Время — оно же не прощает! К сожалению, стирает и грани, и потом оно рождает новые поколения, и очень хотелось бы, чтобы между этими поколениями, которые появляются, и нами, которые, я не говорю уходящие — мы не собираемся уходить... Есть две формы нашего присутствия в этом мире. Одна физическая, а другая — духовная. И я хотел бы, чтобы не было, вот знаете, когда швея шьёт, и видны страшные швы, это плохой очень костюм. А вот если иначе... Для этого придумали утюг, чтобы заглаживать швы. И мне кажется, чтобы какой-то утюг прошёлся и заглаживал эти образующиеся, абсолютно по их невежеству, швы между нами и нашим прошлым, и нашей культурой и будущими поколениями. Чтобы последующие поколения не пришли на голое место, а пришли вот на ту почву, которая их родила. Мы должны все жить под одной ДУХОВНОЙ КРЫШЕЙ. Вот эту духовную крышу не нужно ждать, что нам кто-то её принесёт на золотом блюдечке. Её нужно даже не строить, её нужно хотя бы сохранить.

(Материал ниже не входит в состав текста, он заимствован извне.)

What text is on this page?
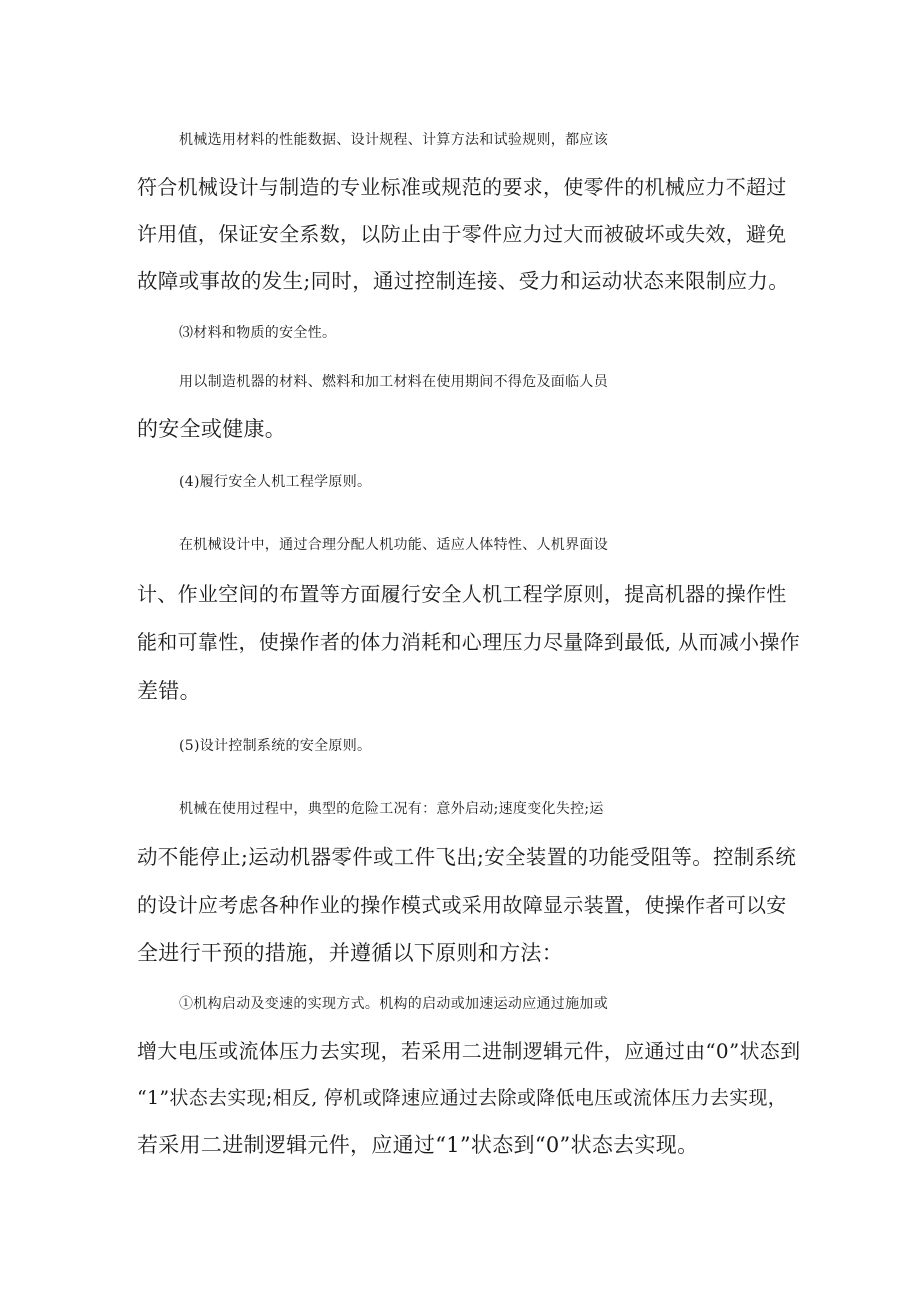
机械选用材料的性能数据、设计规程、计算方法和试验规则，都应该
符合机械设计与制造的专业标准或规范的要求，使零件的机械应力不超过
许用值，保证安全系数，以防止由于零件应力过大而被破坏或失效，避免
故障或事故的发生;同时，通过控制连接、受力和运动状态来限制应力。
⑶材料和物质的安全性。
用以制造机器的材料、燃料和加工材料在使用期间不得危及面临人员
的安全或健康。
(4)履行安全人机工程学原则。
在机械设计中，通过合理分配人机功能、适应人体特性、人机界面设
计、作业空间的布置等方面履行安全人机工程学原则，提高机器的操作性
能和可靠性，使操作者的体力消耗和心理压力尽量降到最低, 从而减小操作
差错。
(5)设计控制系统的安全原则。
机械在使用过程中，典型的危险工况有：意外启动;速度变化失控;运
动不能停止;运动机器零件或工件飞出;安全装置的功能受阻等。控制系统
的设计应考虑各种作业的操作模式或采用故障显示装置，使操作者可以安
全进行干预的措施，并遵循以下原则和方法：
①机构启动及变速的实现方式。机构的启动或加速运动应通过施加或
增大电压或流体压力去实现，若采用二进制逻辑元件，应通过由“0”状态到
“1”状态去实现;相反, 停机或降速应通过去除或降低电压或流体压力去实现，
若采用二进制逻辑元件，应通过“1”状态到“0”状态去实现。
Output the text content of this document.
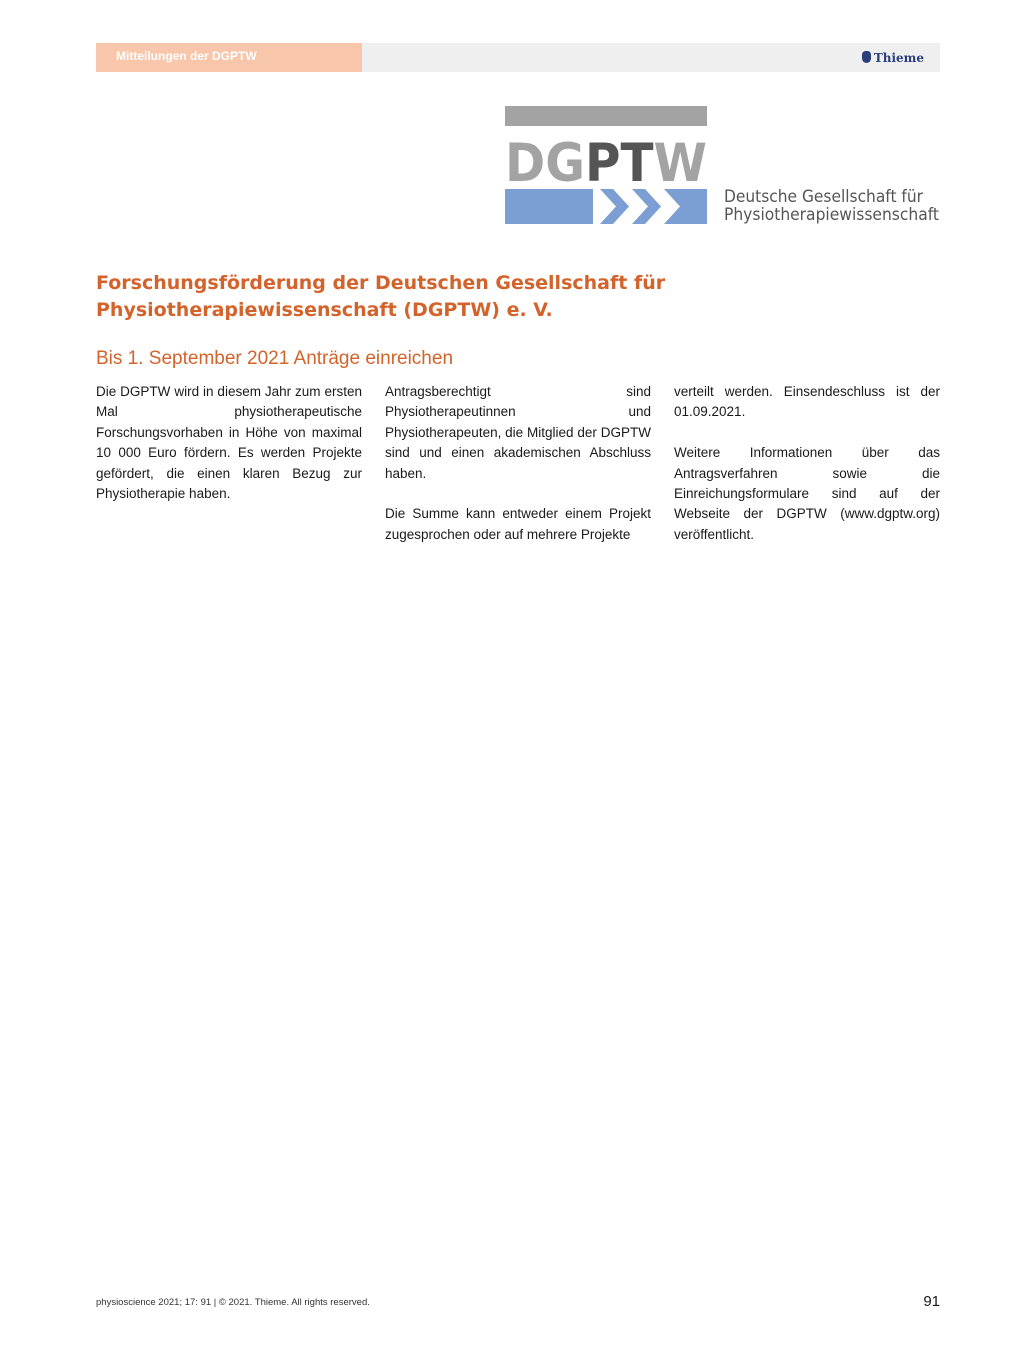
Mitteilungen der DGPTW	Thieme
DGPTW
Deutsche Gesellschaft für
Physiotherapiewissenschaft
Forschungsförderung der Deutschen Gesellschaft für Physiotherapiewissenschaft (DGPTW) e. V.
Bis 1. September 2021 Anträge einreichen

Die DGPTW wird in diesem Jahr zum ersten Mal physiotherapeutische Forschungsvorhaben in Höhe von maximal 10 000 Euro fördern. Es werden Projekte gefördert, die einen klaren Bezug zur Physiotherapie haben.

Antragsberechtigt sind Physiotherapeutinnen und Physiotherapeuten, die Mitglied der DGPTW sind und einen akademischen Abschluss haben.

Die Summe kann entweder einem Projekt zugesprochen oder auf mehrere Projekte

verteilt werden. Einsendeschluss ist der 01.09.2021.

Weitere Informationen über das Antragsverfahren sowie die Einreichungsformulare sind auf der Webseite der DGPTW (www.dgptw.org) veröffentlicht.

physioscience 2021; 17: 91 | © 2021. Thieme. All rights reserved.	91
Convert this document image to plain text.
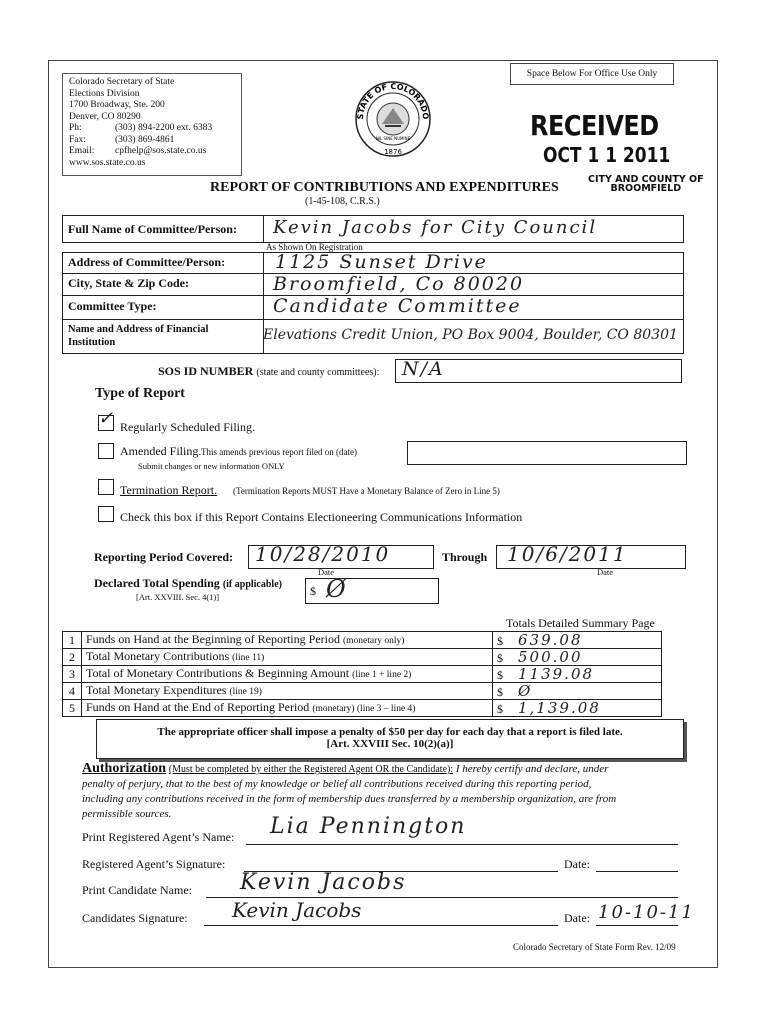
Space Below For Office Use Only
Colorado Secretary of State
Elections Division
1700 Broadway, Ste. 200
Denver, CO 80290
Ph:	(303) 894-2200 ext. 6383
Fax:	(303) 869-4861
Email:	cpfhelp@sos.state.co.us
www.sos.state.co.us
STATE OF COLORADO
1876
NIL SINE NUMINE	RECEIVED
OCT 1 1 2011
CITY AND COUNTY OF
BROOMFIELD
REPORT OF CONTRIBUTIONS AND EXPENDITURES
(1-45-108, C.R.S.)
Full Name of Committee/Person: Kevin Jacobs for City Council
As Shown On Registration
Address of Committee/Person:	1125 Sunset Drive
City, State & Zip Code:	Broomfield, Co 80020
Committee Type:	Candidate Committee
Name and Address of Financial
Institution	Elevations Credit Union, PO Box 9004, Boulder, CO 80301
SOS ID NUMBER (state and county committees): N/A
Type of Report
✓ Regularly Scheduled Filing.
Amended Filing. This amends previous report filed on (date)
Submit changes or new information ONLY
Termination Report. (Termination Reports MUST Have a Monetary Balance of Zero in Line 5)
Check this box if this Report Contains Electioneering Communications Information
Reporting Period Covered: 10/28/2010
Date
Through 10/6/2011
Date
Declared Total Spending (if applicable)
[Art. XXVIII. Sec. 4(1)]	$ Ø
Totals Detailed Summary Page
1	Funds on Hand at the Beginning of Reporting Period (monetary only)	$ 639.08
2	Total Monetary Contributions (line 11)	$ 500.00
3	Total of Monetary Contributions & Beginning Amount (line 1 + line 2)	$ 1139.08
4	Total Monetary Expenditures (line 19)	$ Ø
5	Funds on Hand at the End of Reporting Period (monetary) (line 3 – line 4)	$ 1,139.08
The appropriate officer shall impose a penalty of $50 per day for each day that a report is filed late.
[Art. XXVIII Sec. 10(2)(a)]
Authorization (Must be completed by either the Registered Agent OR the Candidate): I hereby certify and declare, under
penalty of perjury, that to the best of my knowledge or belief all contributions received during this reporting period,
including any contributions received in the form of membership dues transferred by a membership organization, are from
permissible sources.
Print Registered Agent’s Name: Lia Pennington
Registered Agent’s Signature:	Date:
Print Candidate Name: Kevin Jacobs
Candidates Signature: Kevin Jacobs	Date: 10-10-11
Colorado Secretary of State Form Rev. 12/09
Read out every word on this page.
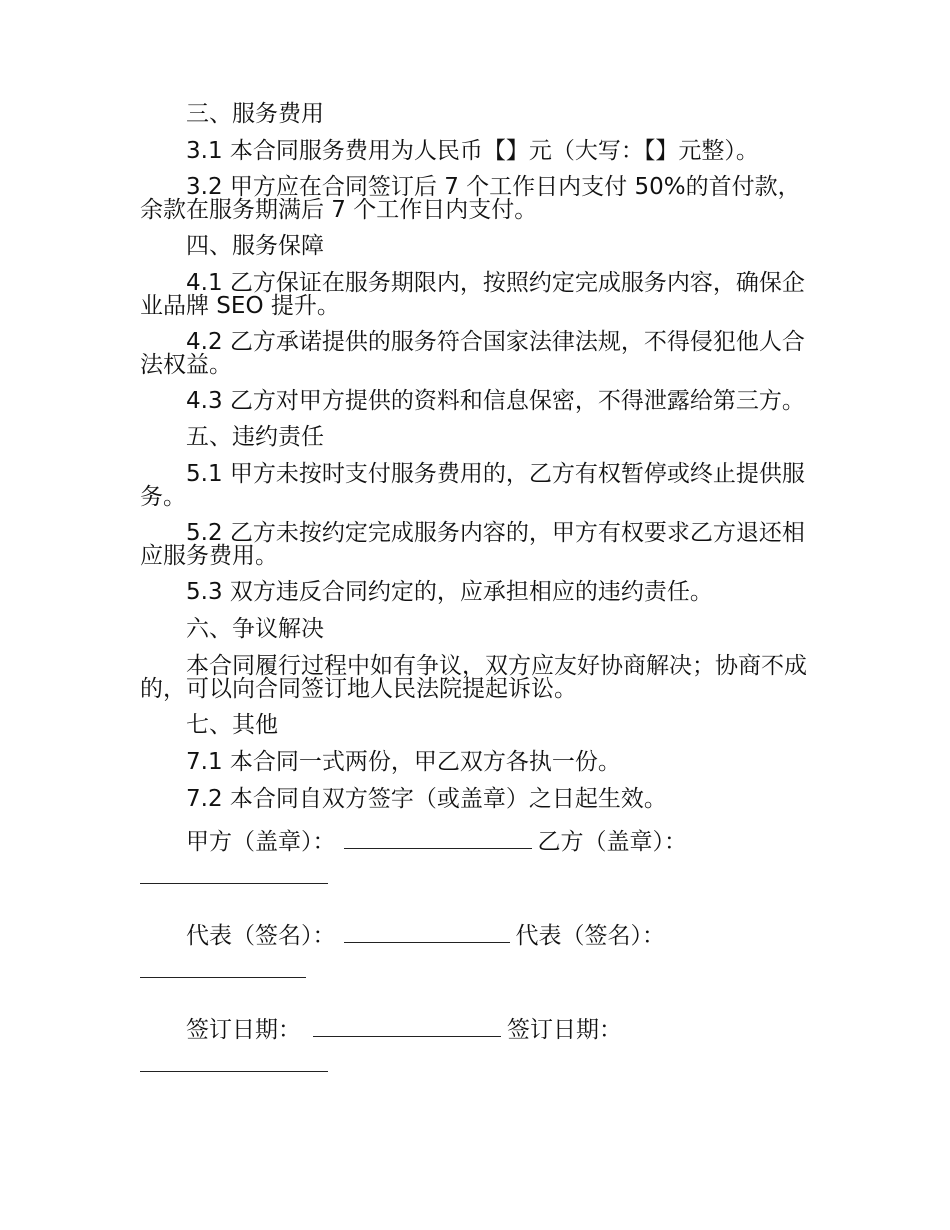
三、服务费用
3.1 本合同服务费用为人民币【】元（大写：【】元整）。
3.2 甲方应在合同签订后 7 个工作日内支付 50%的首付款，余款在服务期满后 7 个工作日内支付。
四、服务保障
4.1 乙方保证在服务期限内，按照约定完成服务内容，确保企业品牌 SEO 提升。
4.2 乙方承诺提供的服务符合国家法律法规，不得侵犯他人合法权益。
4.3 乙方对甲方提供的资料和信息保密，不得泄露给第三方。
五、违约责任
5.1 甲方未按时支付服务费用的，乙方有权暂停或终止提供服务。
5.2 乙方未按约定完成服务内容的，甲方有权要求乙方退还相应服务费用。
5.3 双方违反合同约定的，应承担相应的违约责任。
六、争议解决
本合同履行过程中如有争议，双方应友好协商解决；协商不成的，可以向合同签订地人民法院提起诉讼。
七、其他
7.1 本合同一式两份，甲乙双方各执一份。
7.2 本合同自双方签字（或盖章）之日起生效。
甲方（盖章）：	乙方（盖章）：
代表（签名）：	代表（签名）：
签订日期：	签订日期：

Вспоминаю, как 3 апреля 2016 года на вечере в ЦДРИ спросили:
— Над чем работаете сейчас, Евгений Дмитриевич?
Дога ответил:
— Я четвёртый год работаю над циклом “Диалоги любви”. Настала пора петь про любовь. Потому что главным стержнем нашего бытия является любовь. К великому сожалению, больше видим и слышим по телевизору...
Из зала крикнули:
— Секс.
— К этому есть слово другое. Но они почему-то назвали так. Поэтому — про любовь. Я уже показывал часть этой музыки в Большом зале консерватории. С оркестром и с хором. Надеюсь и в следующем году (нынешнем, 2017) это осуществить в Царицыно на открытом воздухе. Это так здорово! Потому что я уже это проделал в Яссах, в Кишинёве, в Бухаресте. Это так здорово, когда тысячи людей будут слышать и смотреть. Не покупать билеты. Придут те, которые захотят, а не те, которые могут. Это разная публика. А я как раз пишу для той публики, которая придёт без билета. Потому что не все сегодня в состоянии купить билет. На воздухе. У меня музыка, которой тесновато в четырёх стенах!
Многая лета Вам, Евгений Дмитриевич!